Starting at 10am, a selection of $50 tattoos will be available to customers on a first in, first served basis with proceeds going to help the victims of the states’ catastrophic bushfires earlier this month.
However, it’s not just tattoos being offered on the day with activities for the whole family, including a bouncy castle and a sausage sizzle.
Good Time Tattoo studio owner and artist Neil Holland said the personal impact of the fires spurred him on to make a contribution.
“I had a friend and he lost everything down at Yarloop, so as a studio… why don’t we get involved? Offer our services on a Sunday because we’re too booked up and do $50 tattoos and see what kind of response we get and it’s been very overwhelming,” he said.
Mr Holland said the support and donations from Kwinana residents were heart-warming.
“I’d just like to thank everyone that has got on board and we were pretty overwhelmed by the response of people wanting to help out,” he said. “It’s really positive that the community spirit is back on board.”
A range of ‘novelty’ tattoos will be available on the day, ranging from fire hydrants to David Bowie tributes with Mr Holland saying he and his staff were looking forward to donating their time to the cause.
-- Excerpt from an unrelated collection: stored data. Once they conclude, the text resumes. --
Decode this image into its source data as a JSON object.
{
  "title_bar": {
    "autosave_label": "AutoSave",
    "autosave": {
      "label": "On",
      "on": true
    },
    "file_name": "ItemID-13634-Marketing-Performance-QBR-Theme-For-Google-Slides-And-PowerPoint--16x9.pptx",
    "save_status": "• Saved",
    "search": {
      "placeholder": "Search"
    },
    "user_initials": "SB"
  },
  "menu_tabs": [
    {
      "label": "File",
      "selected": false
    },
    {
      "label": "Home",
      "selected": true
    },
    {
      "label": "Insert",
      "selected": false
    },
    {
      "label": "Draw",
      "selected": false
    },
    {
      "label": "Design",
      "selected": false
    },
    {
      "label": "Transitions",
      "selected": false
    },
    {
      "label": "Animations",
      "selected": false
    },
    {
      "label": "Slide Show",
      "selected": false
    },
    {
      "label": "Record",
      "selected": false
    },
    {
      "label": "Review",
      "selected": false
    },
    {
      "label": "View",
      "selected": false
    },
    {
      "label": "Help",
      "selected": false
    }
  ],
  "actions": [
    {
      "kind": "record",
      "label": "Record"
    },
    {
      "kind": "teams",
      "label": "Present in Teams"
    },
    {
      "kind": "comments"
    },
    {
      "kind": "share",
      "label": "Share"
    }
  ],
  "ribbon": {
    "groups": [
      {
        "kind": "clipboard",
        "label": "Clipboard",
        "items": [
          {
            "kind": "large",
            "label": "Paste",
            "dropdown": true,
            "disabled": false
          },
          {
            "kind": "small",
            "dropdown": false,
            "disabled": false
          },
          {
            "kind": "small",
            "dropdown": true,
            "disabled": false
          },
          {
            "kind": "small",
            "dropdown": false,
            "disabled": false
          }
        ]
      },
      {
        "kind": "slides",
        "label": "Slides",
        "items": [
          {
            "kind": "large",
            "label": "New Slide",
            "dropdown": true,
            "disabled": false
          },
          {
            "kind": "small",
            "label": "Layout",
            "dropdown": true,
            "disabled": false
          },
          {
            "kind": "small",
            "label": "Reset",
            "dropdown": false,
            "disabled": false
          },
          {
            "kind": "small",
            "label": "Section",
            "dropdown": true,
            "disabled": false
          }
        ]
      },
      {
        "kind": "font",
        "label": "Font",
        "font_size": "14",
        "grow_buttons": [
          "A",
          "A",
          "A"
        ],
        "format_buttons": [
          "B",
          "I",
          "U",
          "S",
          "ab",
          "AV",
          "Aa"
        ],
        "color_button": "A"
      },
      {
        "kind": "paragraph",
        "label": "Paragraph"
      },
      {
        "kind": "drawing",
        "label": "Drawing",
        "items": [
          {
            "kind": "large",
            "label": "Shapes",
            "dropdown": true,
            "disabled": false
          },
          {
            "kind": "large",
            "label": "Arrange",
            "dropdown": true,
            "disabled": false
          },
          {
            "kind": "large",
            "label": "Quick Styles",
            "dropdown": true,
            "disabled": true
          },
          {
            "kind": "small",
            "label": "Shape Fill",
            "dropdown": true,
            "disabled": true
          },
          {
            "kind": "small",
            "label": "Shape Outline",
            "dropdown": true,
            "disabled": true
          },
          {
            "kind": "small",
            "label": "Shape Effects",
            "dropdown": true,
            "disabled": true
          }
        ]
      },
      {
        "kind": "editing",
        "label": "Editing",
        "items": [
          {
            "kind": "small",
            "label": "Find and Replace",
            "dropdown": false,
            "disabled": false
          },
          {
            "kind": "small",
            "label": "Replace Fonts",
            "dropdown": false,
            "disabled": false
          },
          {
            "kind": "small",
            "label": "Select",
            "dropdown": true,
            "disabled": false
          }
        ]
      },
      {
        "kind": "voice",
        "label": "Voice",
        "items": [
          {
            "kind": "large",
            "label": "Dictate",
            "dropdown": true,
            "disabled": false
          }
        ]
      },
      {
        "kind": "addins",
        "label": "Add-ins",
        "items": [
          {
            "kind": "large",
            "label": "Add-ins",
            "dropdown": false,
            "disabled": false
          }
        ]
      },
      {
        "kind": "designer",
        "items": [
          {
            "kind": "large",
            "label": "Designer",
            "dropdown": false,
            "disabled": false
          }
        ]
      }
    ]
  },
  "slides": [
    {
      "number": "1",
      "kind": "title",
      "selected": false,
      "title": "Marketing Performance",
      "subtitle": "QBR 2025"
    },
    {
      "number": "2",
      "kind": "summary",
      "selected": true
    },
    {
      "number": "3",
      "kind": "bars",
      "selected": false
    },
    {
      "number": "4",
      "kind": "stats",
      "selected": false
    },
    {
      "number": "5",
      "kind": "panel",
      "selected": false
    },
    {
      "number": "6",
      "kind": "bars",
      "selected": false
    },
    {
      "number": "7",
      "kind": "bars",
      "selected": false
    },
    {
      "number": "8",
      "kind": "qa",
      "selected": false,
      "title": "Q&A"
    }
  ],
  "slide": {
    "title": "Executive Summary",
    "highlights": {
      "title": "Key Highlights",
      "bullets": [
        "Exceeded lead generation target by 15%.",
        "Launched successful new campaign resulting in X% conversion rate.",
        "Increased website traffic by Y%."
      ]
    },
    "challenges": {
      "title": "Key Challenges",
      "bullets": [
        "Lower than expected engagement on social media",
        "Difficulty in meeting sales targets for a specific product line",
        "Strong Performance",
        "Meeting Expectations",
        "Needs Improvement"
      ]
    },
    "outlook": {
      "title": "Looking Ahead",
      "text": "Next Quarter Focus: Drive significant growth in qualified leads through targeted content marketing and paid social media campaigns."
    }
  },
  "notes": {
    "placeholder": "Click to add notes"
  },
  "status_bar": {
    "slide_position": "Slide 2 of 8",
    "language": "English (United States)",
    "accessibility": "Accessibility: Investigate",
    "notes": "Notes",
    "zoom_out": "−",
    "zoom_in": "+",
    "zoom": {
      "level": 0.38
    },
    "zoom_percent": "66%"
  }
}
“I think us as a tattoo industry, we get so much flak and people stereotype it in the old days… it’s nothing like that any more. We’re legitimate businesses,” he said.
“For something like this to happen, then it just feels good to get on board. A lot of unfortunate people lost everything, so why not just be able to give back something?”
Good Time Tattoo studio in Medina is not the only local business to get on board with The Admiral Hotel also hosting a fundraiser in the form of a concert.
On Saturday, January 30, rock and acoustic covers from bands such as Live Wire (an AC/DC tribute band), Inferno and Just 4 Kix will thrill the Admiral Hotel, with the aim of raising money for South-West bushfire victims.